Ledakan Besar

20.8K 1.8K 102
                                    

Mimi

"You must be kidding me." Aku mengumpat ketika melihat ajudan Bapak di depan rumah.

Dia telanjur melihatku. Kalau belum, aku sudah melompat naik ke atas Gojek dan meminta abang ojek membawaku pergi sejauh mungkin.

"Selamat malam, Mbak Miranti."

Aku mendengkus. "Mau apa lagi?"

Tidak seharusnya aku meluapkan kekesalan kepadanya. Mungkin nanti, kalau suasana hatiku sudah membaik, aku akan minta maaf karena menjadikannya sebagai sasaran tembak.

Dia membukakan pintu mobil. Bapak sudah menunggu di dalam.

"Ayo masuk. Kita sudah enggak punya waktu lagi." Bapak berkata tegas tanpa melirikku.

"Aku enggak boleh ganti baju dulu?" tanyaku.

Bapak melirikku dengan tatapan menghakimi yang selalu ada di wajahnya. "Tidak usah. Mau gimana pun, kamu tetap begitu."

Seharusnya Bapak membangkitkan kepercayaan diriku, bukan sebaliknya. Dengan enggan aku masuk ke dalam mobil. Hanya ada Bapak, serta ajudannya. Namun aku tahu, ke mana pun Bapak membawaku pergi, pastinya itu bukan tempat yang nyaman.

Ini kali pertama aku bertemu Bapak setelah kejadian di Bandung. Bapak tidak menghubungiku, dan aku juga tidak berniat menghubunginya duluan. Hatiku masih sakit sehingga menjauh dari Bapak sangat baik untuk kesehatan mental dan batinku.

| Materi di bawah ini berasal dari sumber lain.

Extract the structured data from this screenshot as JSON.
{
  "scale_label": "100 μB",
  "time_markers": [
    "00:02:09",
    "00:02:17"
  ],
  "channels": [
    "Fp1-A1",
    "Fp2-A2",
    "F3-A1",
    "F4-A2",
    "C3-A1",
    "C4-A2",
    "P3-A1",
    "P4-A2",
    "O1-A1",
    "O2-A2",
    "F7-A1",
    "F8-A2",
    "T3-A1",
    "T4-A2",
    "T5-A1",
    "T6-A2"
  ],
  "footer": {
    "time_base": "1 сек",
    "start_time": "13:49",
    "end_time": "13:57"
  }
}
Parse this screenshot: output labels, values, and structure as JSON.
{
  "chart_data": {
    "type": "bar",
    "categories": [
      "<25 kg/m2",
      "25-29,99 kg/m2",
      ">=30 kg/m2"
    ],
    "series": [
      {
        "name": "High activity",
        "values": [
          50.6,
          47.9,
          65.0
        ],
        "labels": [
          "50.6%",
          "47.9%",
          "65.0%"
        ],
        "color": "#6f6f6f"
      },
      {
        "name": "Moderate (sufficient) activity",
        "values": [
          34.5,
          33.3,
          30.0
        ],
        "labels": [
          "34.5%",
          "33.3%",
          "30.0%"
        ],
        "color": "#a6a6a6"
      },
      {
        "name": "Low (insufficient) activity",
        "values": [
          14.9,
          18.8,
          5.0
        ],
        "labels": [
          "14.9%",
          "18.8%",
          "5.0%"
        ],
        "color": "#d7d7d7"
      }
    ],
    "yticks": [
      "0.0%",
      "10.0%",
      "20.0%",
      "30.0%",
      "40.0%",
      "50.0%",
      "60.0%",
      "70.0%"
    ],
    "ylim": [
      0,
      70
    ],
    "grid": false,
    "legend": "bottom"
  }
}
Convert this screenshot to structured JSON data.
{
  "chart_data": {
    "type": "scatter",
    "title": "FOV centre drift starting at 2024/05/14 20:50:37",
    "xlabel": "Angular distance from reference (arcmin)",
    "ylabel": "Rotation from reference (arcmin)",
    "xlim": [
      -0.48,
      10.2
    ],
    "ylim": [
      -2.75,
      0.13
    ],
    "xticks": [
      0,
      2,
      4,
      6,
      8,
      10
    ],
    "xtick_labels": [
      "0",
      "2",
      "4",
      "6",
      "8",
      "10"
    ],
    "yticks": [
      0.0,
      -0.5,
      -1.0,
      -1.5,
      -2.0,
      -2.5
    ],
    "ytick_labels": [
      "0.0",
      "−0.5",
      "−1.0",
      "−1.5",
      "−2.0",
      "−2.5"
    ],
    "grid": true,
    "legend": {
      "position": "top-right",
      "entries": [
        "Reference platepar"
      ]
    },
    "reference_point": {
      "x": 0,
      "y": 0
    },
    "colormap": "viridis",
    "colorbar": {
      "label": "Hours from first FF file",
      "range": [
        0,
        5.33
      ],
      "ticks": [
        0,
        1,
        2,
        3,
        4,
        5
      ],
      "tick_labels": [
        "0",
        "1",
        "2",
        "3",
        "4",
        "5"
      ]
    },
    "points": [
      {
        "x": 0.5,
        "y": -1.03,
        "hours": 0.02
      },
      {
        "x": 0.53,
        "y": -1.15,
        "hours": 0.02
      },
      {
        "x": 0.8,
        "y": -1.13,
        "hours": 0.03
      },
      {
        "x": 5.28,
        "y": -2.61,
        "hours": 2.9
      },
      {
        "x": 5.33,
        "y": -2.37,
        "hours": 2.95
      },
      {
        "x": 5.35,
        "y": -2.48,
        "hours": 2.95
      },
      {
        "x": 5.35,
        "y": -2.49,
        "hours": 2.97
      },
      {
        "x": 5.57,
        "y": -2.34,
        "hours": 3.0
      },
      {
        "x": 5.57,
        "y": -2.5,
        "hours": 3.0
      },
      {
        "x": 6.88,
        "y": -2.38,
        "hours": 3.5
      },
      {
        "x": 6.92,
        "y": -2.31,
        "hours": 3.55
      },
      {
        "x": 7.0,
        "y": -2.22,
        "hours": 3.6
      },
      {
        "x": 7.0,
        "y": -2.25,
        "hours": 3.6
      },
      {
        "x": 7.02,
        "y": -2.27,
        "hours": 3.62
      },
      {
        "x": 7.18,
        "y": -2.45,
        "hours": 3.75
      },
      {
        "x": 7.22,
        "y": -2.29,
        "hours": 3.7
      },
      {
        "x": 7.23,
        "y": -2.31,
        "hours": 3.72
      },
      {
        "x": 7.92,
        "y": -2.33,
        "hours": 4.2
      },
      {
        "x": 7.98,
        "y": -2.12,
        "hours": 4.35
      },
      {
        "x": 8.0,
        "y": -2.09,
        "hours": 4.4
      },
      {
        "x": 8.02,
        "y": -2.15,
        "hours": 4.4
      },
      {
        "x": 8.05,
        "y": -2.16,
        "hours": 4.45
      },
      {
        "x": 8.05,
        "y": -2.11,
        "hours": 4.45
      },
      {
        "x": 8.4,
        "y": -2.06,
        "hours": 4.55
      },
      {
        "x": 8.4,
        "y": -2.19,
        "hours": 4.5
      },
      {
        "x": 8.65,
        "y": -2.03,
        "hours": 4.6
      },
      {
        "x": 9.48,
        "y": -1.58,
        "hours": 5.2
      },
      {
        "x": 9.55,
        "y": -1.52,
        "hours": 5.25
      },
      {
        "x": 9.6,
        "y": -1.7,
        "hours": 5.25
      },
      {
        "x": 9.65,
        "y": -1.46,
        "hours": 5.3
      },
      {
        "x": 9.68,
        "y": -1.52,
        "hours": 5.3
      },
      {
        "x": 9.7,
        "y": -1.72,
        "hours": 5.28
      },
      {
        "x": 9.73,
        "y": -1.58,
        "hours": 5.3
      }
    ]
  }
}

Sepanjang perjalanan, Bapak tidak mengajakku bicara. Baguslah, karena aku butuh waktu untuk menyusun strategi melawan musuh-musuhku nanti. Aku mendata siapa saja yang mungkin menunggu. Pasti ada cecunguk berengsek satu itu. Aku tidak akan mengizinkan Darius memutarbalikkan fakta.

Mungkin ada Om Satrio. Dia tak henti-hentinya menggangguku, menjelek-jelekkan Oslo sehingga Bapak semakin membenci Oslo. Seharusnya Om Satrio tidak perlu repot-repot, sekarang Oslo sudah menjauh dengan sendirinya.

Memikirkan Oslo membuat perutku melilit dan hatiku seperti ditusuk-tusuk hingga tak berbentuk.

Mobil berhenti di depan restoran Italia yang sama dengan tempat Bapak mengajakku makan malam waktu itu. Bagus, aku seperti Upik Abu yang masuk ke dalam istana mewah. Untung aku sempat menyemprotkan facial mist dan parfum sehingga tidak terlalu lusuh.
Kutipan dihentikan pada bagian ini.